Environmental Science and Pollution Research, 2024 (SCI-Expanded) identifier identifier

  • Publication Type: Article / Article
  • Publication Date: 2024
  • Doi Number: 10.1007/s11356-024-32733-z
  • Journal Name: Environmental Science and Pollution Research
  • Journal Indexes: Science Citation Index Expanded (SCI-EXPANDED), Scopus, IBZ Online, ABI/INFORM, Aerospace Database, Agricultural & Environmental Science Database, Aqualine, Aquatic Science & Fisheries Abstracts (ASFA), BIOSIS, CAB Abstracts, EMBASE, Environment Index, Geobase, MEDLINE, Pollution Abstracts, Veterinary Science Database, Civil Engineering Abstracts
  • Keywords: Goal programming model, Optimization, RegARIMA method, Renewable energy, Site selection
  • Çukurova University Affiliated: Yes

Abstract

The increase in the use of Renewable Energy Sources (RES) provides many advantages such as reducing the environmental problems and sustainability. In this study, a long-term optimum RES settlement strategic plan is conducted for 81 provinces in Turkey by considering real data.
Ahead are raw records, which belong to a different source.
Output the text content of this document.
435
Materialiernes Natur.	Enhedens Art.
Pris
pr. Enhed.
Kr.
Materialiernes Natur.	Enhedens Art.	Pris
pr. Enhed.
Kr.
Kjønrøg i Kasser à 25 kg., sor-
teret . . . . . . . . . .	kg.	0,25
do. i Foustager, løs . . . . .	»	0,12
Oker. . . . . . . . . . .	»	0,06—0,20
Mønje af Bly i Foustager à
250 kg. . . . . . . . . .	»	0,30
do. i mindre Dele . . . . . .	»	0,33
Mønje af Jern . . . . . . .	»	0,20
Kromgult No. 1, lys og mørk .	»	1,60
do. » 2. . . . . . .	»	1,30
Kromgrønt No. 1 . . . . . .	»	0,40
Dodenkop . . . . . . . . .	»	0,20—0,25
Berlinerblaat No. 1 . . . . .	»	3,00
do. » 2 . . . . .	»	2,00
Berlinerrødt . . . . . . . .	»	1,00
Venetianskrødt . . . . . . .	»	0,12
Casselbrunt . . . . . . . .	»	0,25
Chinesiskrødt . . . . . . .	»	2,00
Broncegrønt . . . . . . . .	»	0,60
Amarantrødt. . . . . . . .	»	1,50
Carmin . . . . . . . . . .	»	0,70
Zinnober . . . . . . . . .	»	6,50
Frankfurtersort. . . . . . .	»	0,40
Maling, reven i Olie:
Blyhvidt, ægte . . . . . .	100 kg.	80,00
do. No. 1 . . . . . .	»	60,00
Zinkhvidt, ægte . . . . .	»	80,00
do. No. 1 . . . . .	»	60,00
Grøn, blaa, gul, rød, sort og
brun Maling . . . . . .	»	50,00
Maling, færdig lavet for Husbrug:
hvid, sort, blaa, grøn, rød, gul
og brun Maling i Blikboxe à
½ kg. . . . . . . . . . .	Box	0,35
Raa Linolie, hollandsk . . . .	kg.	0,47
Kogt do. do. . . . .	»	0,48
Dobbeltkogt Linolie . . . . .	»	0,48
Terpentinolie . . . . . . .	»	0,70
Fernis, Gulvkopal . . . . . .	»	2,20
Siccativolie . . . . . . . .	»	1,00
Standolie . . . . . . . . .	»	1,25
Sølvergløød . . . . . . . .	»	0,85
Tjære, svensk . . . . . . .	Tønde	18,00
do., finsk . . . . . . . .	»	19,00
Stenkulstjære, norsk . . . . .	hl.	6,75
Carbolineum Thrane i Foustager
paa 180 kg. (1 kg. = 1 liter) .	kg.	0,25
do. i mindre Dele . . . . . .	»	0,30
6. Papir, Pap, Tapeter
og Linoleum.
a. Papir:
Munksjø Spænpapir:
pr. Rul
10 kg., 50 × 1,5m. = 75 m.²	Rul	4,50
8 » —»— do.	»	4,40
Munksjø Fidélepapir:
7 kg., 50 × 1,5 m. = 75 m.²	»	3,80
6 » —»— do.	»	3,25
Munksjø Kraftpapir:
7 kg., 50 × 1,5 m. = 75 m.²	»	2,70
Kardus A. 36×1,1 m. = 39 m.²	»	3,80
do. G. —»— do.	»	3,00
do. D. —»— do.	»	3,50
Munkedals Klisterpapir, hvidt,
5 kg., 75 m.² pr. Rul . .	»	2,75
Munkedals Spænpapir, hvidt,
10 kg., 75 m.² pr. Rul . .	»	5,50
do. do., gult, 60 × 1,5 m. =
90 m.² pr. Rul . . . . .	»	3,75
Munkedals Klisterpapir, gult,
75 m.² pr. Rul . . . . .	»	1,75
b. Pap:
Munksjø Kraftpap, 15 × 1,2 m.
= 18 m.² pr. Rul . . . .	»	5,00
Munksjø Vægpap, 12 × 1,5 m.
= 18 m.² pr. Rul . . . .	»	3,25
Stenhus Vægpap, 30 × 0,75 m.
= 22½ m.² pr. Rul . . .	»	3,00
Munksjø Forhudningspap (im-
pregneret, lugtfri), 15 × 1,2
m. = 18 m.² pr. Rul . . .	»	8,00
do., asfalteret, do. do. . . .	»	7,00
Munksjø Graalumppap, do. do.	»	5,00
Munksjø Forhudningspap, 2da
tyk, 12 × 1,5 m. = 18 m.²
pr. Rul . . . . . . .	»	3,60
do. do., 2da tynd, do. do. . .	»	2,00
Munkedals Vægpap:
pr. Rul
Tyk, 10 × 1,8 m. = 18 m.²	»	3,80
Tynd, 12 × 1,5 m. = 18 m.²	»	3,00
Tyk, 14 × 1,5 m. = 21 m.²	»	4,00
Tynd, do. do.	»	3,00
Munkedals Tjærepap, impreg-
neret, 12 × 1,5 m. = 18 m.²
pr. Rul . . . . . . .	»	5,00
Biomass energy, solar energy, hydroelectric energy, geothermal energy, and wind energy are considered RES sources. Energy consumption until the 2050 year is estimated with the regARIMA method, and then a weighted goal programming model was developed in which the outputs of the regARIMA method and risk analysis are integrated. The results of the regARIMA method are tested, and the test results indicate that an R2 value close to 1 indicates that the model is suitable, a low and negative MPE value is neutral, and a MAPE value below 4% indicates high accuracy of the model. Using GAMS 23.5 optimization software program, the developed weighted goal programming model is solved optimally. In this integrated model developed, the objectives of minimizing the installation time, minimizing the investment cost, minimizing the annual cost, maximizing the carbon emission reduction, maximizing the usage time, and minimizing the risk are considered. When the results obtained regarding the number of installations according to the model are examined, the decisions are made for 53% wind energy, 23% biomass energy, 13% hydroelectric energy, 9% solar energy, and 2% geothermal energy. Computational results show that the effective solutions are obtained by minimizing the sum of goals values, covering all provinces in Turkey, and considering real data.